When the Fog Whispered Secrets

The dock thermometer read 42°F when my boots hit the weathered planks. Lake Michigan's steelhead run was late this year, and my fluorocarbon leader trembled in the November wind like a divining rod. I always start with the same ritual – three peppermints in my left wader pocket, a superstition born from that miraculous catch at Stony Creek.

By sunrise, the fog had swallowed the lighthouse. My frozen fingers fumbled another cast when the water erupted twenty yards north. Not the clean splash of waves, but the violent thrashing of predator meeting prey. I waded toward the sound, river rocks rolling beneath my boots like ball bearings.

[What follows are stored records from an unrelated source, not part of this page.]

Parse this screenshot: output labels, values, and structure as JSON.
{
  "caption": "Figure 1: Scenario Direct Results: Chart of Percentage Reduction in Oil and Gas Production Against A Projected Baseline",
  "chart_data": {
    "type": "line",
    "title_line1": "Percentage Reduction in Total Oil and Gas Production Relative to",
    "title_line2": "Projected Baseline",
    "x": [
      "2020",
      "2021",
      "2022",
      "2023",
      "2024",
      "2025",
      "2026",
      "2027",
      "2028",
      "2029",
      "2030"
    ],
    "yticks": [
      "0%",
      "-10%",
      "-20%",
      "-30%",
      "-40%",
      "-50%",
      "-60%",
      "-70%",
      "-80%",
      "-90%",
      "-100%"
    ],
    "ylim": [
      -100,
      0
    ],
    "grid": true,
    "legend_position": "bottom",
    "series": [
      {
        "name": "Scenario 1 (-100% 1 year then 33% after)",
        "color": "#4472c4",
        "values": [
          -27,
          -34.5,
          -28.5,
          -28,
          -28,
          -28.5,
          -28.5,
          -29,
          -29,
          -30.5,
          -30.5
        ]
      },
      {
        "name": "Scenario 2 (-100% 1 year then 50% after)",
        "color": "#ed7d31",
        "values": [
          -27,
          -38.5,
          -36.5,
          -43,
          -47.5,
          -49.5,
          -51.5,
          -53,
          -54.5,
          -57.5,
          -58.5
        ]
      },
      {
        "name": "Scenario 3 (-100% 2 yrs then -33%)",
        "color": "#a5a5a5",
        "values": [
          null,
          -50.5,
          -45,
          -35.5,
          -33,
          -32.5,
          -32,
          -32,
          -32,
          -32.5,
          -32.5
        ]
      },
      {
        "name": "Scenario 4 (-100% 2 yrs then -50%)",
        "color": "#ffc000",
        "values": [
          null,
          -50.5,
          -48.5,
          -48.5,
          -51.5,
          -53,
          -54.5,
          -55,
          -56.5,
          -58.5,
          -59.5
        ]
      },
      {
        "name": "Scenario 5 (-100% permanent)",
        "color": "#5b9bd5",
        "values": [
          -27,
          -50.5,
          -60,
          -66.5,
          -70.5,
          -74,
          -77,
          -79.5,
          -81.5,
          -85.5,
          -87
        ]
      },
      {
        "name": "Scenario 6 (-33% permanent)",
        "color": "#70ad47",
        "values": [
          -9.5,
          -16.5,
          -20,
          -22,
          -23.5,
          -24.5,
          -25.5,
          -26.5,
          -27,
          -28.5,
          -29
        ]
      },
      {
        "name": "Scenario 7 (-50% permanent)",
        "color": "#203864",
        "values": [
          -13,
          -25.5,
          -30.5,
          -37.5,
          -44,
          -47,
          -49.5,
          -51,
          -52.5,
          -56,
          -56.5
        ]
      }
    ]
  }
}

Three missed strikes later, I switched to a rooster tail lure – chartreuse blade, black hackle. The retrieve felt wrong. Too fast? Too slow? Then the line went taut with the electric certainty every angler recognizes. For eight glorious minutes, the steelhead danced on mirror-black water while seagulls screeched overhead like rowdy spectators.

When I finally cradled the iridescent warrior, its gills pulsed against my palm in morse code rhythms. The release sent silver scales swirling into the fog's embrace. Sometimes I still taste that morning – a mix of fish slime, peppermint, and the sweet patience of lake water.